Take it from me, it matters how you walk in life. It matters from a physical standpoint and financial standpoint like fixing a part of my ceiling. From a spiritual perspective it matters how you walk, Psalm 1:1-3. In all seriousness, it matters how you walk both now and in the future. Let me share with you some thoughts from my misstep that will help you.

The Lesson:

  1. It can be easy to slip. In life, it can be easy to think that you have it all figured out. But be careful how you walk. I wish I could say I fell because it was dark or because someone distracted me. I can’t. Maybe I was overconfident. Maybe I relaxed too much. I wasn’t careful. Be careful how you walk. Be wise and know that if not careful things can change quickly. Be sure to guard your heart, Proverbs 4:23. Be sure to consider the cost of how you walk. If not careful, things can change in an instant. Ask King David or King Saul.  It doesn’t appear David had any intentions of slipping in his walk, 2 Samuel 11:1-3. But it happened, even to the man who often hid God’s word in his heart, Psalm 119:11. It didn’t appear Saul had intentions of disobeying God. But it happened, 1 Samuel 13:7-9. What’s the point? Be careful how you walk. In life, situations can change quickly. A decision to go somewhere or with someone can change what things in your life may look like. If you steal at your job, you can be forgiven. But the consequence is you will probably lose your job. If you lie to your parents, you can be forgiven of that. But you the consequence is your parents may have a harder time trusting you in the future. Your decisions could leave behind a big scar.  Scars of regret, lack of trust, or missed opportunities.

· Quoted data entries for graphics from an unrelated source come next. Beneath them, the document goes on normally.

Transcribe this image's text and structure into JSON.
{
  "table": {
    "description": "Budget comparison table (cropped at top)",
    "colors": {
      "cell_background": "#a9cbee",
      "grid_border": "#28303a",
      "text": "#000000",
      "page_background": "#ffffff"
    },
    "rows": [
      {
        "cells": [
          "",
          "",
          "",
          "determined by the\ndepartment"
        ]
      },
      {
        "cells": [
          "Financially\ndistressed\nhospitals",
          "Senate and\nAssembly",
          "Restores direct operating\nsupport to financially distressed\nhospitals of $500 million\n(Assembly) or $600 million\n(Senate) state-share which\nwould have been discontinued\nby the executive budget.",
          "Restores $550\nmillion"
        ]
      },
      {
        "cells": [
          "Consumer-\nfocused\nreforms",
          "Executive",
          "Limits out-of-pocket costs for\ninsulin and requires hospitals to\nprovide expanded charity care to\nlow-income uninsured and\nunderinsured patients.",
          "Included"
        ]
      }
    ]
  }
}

  2. How you walk could leave a big scar. When I got home Wednesday night, I didn’t think I would have a big gash in my left leg. But I did. I slipped and fell. Now I have a reminder of what happened when I look down and up. I still have yet to receive the hospital bill. But it will come. That piece of mail never gets lost. How you walk may leave behind a big scar. That mistake doesn’t have to define the rest of your life. You can be forgiven. Yet, it also important to note, that are consequences that will not necessarily just go away. When David committed sin with Bathsheba, it left a big scar, 2 Samuel 12:13. The good news was he was forgiven of his sins. This is something important to remember. We will fall short at times. But with God we can be forgiven, 1 John 1:8-10. Don’t ever forget that. Judas the apostle forgot and took his life, Matthew 27:1-5. Be careful how you walk. Be wise and listen to what God says in His heart. Listen to the wisdom your parents give to you. Do something else. Consider the scars of others. Learn from other people mistakes and strive not to make the same ones. Look at the scars you may already have. I have two scars on my wrist. I punched a glass screen door when I was younger. It left a scar and lots of consequences. I haven’t done that again since.

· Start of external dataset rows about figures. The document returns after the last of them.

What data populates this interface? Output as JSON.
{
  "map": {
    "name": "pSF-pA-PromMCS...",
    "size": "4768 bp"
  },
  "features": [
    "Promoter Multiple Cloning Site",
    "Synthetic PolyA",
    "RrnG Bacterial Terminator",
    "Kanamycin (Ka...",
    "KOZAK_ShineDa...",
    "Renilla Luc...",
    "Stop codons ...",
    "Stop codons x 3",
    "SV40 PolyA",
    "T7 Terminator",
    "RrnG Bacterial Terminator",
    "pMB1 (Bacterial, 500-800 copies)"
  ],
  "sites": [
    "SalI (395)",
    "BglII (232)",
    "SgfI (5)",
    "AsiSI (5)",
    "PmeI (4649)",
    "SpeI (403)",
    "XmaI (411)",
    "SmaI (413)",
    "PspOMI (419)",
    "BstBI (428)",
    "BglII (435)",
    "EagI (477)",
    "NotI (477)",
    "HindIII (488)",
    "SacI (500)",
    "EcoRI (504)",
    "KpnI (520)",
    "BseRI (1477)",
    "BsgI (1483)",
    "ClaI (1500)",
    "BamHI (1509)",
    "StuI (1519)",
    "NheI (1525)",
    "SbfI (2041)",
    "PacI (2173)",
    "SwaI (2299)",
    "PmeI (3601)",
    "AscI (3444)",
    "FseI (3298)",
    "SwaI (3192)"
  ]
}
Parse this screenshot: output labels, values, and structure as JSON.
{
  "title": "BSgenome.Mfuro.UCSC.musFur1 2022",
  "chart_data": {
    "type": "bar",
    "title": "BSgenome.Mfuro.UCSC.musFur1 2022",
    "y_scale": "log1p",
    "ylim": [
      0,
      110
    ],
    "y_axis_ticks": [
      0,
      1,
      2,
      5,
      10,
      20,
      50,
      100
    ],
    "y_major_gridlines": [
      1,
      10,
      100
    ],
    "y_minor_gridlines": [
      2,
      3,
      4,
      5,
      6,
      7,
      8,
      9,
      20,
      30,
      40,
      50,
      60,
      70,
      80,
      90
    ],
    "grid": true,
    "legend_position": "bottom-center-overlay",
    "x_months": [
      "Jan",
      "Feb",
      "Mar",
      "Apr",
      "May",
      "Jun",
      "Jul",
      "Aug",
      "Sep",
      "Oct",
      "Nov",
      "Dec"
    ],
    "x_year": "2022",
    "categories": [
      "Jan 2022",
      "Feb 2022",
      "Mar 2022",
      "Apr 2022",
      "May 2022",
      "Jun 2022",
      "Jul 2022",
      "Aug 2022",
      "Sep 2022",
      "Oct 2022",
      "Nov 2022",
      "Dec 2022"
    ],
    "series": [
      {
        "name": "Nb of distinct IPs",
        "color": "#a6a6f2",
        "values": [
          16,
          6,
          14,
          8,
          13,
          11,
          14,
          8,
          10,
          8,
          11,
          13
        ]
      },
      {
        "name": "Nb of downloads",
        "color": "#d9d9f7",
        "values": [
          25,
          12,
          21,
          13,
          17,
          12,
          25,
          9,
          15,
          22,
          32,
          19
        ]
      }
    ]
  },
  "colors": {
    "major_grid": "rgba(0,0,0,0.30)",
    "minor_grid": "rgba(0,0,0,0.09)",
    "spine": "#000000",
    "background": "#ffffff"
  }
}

  3. You will need help. I fell. I complained. I was embarrassed. I needed help. Nikki made me get help. All I thought of was “Deductible.” I got a tetanus shot. I got some antibiotics. I got a lot of encouragement from Nikki and Josh. Richard will help me fix it. I got mad at my mistake. I have resolved to be more careful. Yes, I’ve been back up there. I’ve made the necessary provisions to ensure I don’t slip like that again. When you fall it may leave a scar. It may be really embarrassing. But get back up. Get help. King David had to keep on living. He messed up. He needed help, 2 Samuel 12:13. He would continue with God. Do the same. The apostle Peter had a really bad night, Matthew 26:74-75. He would need help, Luke 22:31-34. In life, we all need help. When you fall and make a mess, be sure to let your Father in heaven help you. He wants the best for you. He loves you even when you sin and fall short. He wants to forgive you. He’s a God of second chances. Let your parents, elders, brethren, and friends help. And help yourself. Learn from your mistakes and get better. We don’t read of another case of adultery for King David. He learned. We see Peter being bold for Jesus. He learned from his mistake.


  1. Do the same. We have God’s word so can know how to walk, Psalm 119:105.
  2. Read it. Listen to it. Be careful how you walk. Always walk with your Savior.